The closer you get to the deadline, the harder migration becomes. Providers will be overwhelmed with late-movers. Engineers will be booked weeks out. Number porting queues will lengthen.

The businesses that migrate smoothly are the ones that start now — while there's room to test, adjust, and fix problems at a sensible pace.


Ready to migrate before the rush? Start your free 14-day trial — no card required. We'll handle number porting and walk you through the migration. Get a Free Quote → or call us on 0330 043 2388 No tie-in, no setup fees. Most businesses are fully live within 10 working days.


Frequently Asked Questions

What happens to my phone numbers if I migrate to VoIP?
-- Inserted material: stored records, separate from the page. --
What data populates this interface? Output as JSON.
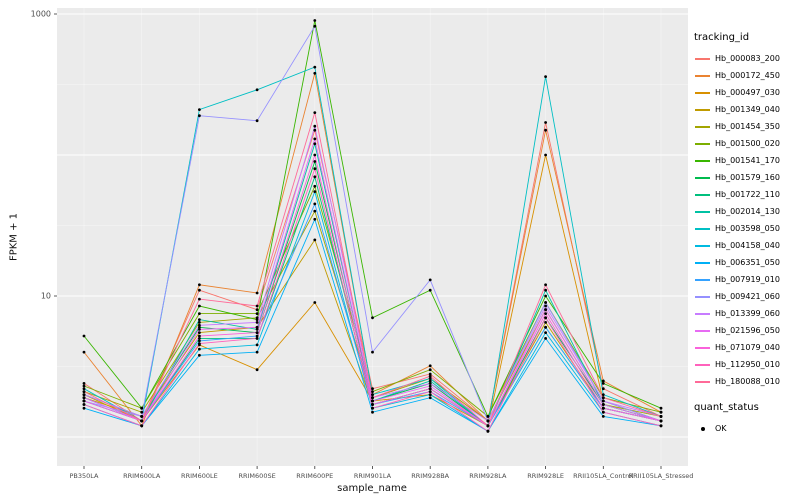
{
  "panel": {
    "bg": "#EBEBEB",
    "grid": "#FFFFFF",
    "tick_color": "#333333",
    "tick_label_color": "#4D4D4D"
  },
  "legend": {
    "tracking_title": "tracking_id",
    "quant_title": "quant_status",
    "quant_entries": [
      {
        "label": "OK"
      }
    ]
  },
  "chart_data": {
    "type": "line",
    "title": "",
    "xlabel": "sample_name",
    "ylabel": "FPKM + 1",
    "y_scale": "log10",
    "ylim": [
      1,
      1000
    ],
    "y_ticks": [
      {
        "label": "1000",
        "value": 1000
      },
      {
        "label": "10",
        "value": 10
      }
    ],
    "grid": true,
    "legend_position": "right",
    "point_color": "#000000",
    "quant_status": "OK",
    "categories": [
      "PB350LA",
      "RRIM600LA",
      "RRIM600LE",
      "RRIM600SE",
      "RRIM600PE",
      "RRIM901LA",
      "RRIM928BA",
      "RRIM928LA",
      "RRIM928LE",
      "RRII105LA_Control",
      "RRII105LA_Stressed"
    ],
    "series": [
      {
        "name": "Hb_000083_200",
        "color": "#F8766D",
        "values": [
          2.4,
          1.3,
          11,
          8.0,
          150,
          2.2,
          2.8,
          1.3,
          170,
          2.2,
          1.4
        ]
      },
      {
        "name": "Hb_000172_450",
        "color": "#EA8331",
        "values": [
          4.0,
          1.2,
          12,
          10.5,
          380,
          2.0,
          3.2,
          1.3,
          150,
          2.5,
          1.5
        ]
      },
      {
        "name": "Hb_000497_030",
        "color": "#D89000",
        "values": [
          2.0,
          1.3,
          4.5,
          3.0,
          9,
          1.8,
          2.0,
          1.2,
          100,
          1.8,
          1.3
        ]
      },
      {
        "name": "Hb_001349_040",
        "color": "#C09B00",
        "values": [
          1.9,
          1.4,
          5.5,
          6.0,
          25,
          1.7,
          2.2,
          1.2,
          6.5,
          1.6,
          1.3
        ]
      },
      {
        "name": "Hb_001454_350",
        "color": "#A3A500",
        "values": [
          2.1,
          1.5,
          6.5,
          7.0,
          40,
          1.9,
          2.6,
          1.3,
          8.0,
          1.7,
          1.4
        ]
      },
      {
        "name": "Hb_001500_020",
        "color": "#7CAE00",
        "values": [
          2.3,
          1.6,
          7.5,
          7.5,
          60,
          2.1,
          3.0,
          1.4,
          9.0,
          1.9,
          1.5
        ]
      },
      {
        "name": "Hb_001541_170",
        "color": "#39B600",
        "values": [
          5.2,
          1.6,
          8.5,
          6.8,
          900,
          7.0,
          11,
          1.4,
          10,
          2.4,
          1.6
        ]
      },
      {
        "name": "Hb_001579_160",
        "color": "#00BB4E",
        "values": [
          2.0,
          1.4,
          6.0,
          5.5,
          90,
          1.8,
          2.4,
          1.2,
          7.0,
          1.7,
          1.3
        ]
      },
      {
        "name": "Hb_001722_110",
        "color": "#00BF7D",
        "values": [
          1.8,
          1.3,
          5.0,
          5.0,
          70,
          1.7,
          2.2,
          1.2,
          6.0,
          1.6,
          1.3
        ]
      },
      {
        "name": "Hb_002014_130",
        "color": "#00C1A3",
        "values": [
          1.9,
          1.3,
          6.8,
          5.8,
          120,
          1.8,
          2.5,
          1.2,
          11,
          1.7,
          1.3
        ]
      },
      {
        "name": "Hb_003598_050",
        "color": "#00BFC4",
        "values": [
          2.2,
          1.3,
          210,
          290,
          420,
          2.0,
          2.6,
          1.2,
          360,
          2.0,
          1.4
        ]
      },
      {
        "name": "Hb_004158_040",
        "color": "#00BAE0",
        "values": [
          1.7,
          1.2,
          4.2,
          4.5,
          55,
          1.6,
          2.0,
          1.1,
          5.5,
          1.5,
          1.2
        ]
      },
      {
        "name": "Hb_006351_050",
        "color": "#00B0F6",
        "values": [
          1.6,
          1.2,
          3.8,
          4.0,
          35,
          1.5,
          1.9,
          1.1,
          5.0,
          1.4,
          1.2
        ]
      },
      {
        "name": "Hb_007919_010",
        "color": "#35A2FF",
        "values": [
          1.8,
          1.3,
          4.8,
          5.2,
          45,
          1.7,
          2.1,
          1.2,
          6.0,
          1.6,
          1.3
        ]
      },
      {
        "name": "Hb_009421_060",
        "color": "#9590FF",
        "values": [
          1.8,
          1.4,
          190,
          175,
          820,
          4.0,
          13,
          1.3,
          9.0,
          1.8,
          1.3
        ]
      },
      {
        "name": "Hb_013399_060",
        "color": "#C77CFF",
        "values": [
          2.0,
          1.4,
          6.2,
          6.5,
          160,
          1.9,
          2.4,
          1.3,
          8.5,
          1.8,
          1.4
        ]
      },
      {
        "name": "Hb_021596_050",
        "color": "#E76BF3",
        "values": [
          1.9,
          1.3,
          5.8,
          6.0,
          130,
          1.8,
          2.3,
          1.2,
          8.0,
          1.7,
          1.3
        ]
      },
      {
        "name": "Hb_071079_040",
        "color": "#FA62DB",
        "values": [
          1.8,
          1.3,
          5.2,
          5.5,
          100,
          1.7,
          2.2,
          1.2,
          7.5,
          1.6,
          1.3
        ]
      },
      {
        "name": "Hb_112950_010",
        "color": "#FF62BC",
        "values": [
          1.7,
          1.2,
          4.6,
          5.0,
          80,
          1.6,
          2.1,
          1.1,
          7.0,
          1.5,
          1.2
        ]
      },
      {
        "name": "Hb_180088_010",
        "color": "#FF6A98",
        "values": [
          2.1,
          1.3,
          9.5,
          8.5,
          200,
          1.9,
          2.7,
          1.2,
          12,
          1.9,
          1.4
        ]
      }
    ]
  }
}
You keep them. Number porting moves your existing numbers to your new VoIP system. Your customers dial the same number and reach you as normal. The only thing that changes is the underlying technology delivering the call.

Can I migrate to VoIP if my broadband isn't very fast?

Speed matters less than stability. A 10 Mbps connection with low latency and low jitter will support VoIP calls better than a 100 Mbps connection that's inconsistent. Test your connection quality first. If it's poor, sort the broadband before you migrate the phones.

What if I have devices connected to my phone line that aren't phones?

This is common. Alarms, lifts, PDQ machines, and fax machines all need separate action. They can't simply be connected to a VoIP line the same way a phone can. Contact each relevant supplier individually and do this early — some lead times are longer than you'd expect.

How long does the migration take?

For most small businesses, 2–4 weeks from starting the process to being fully live. The parallel run period (where both ISDN and VoIP are active) is the part you shouldn't rush. VoIPninjas can have your account active within 10 working days of sign-up.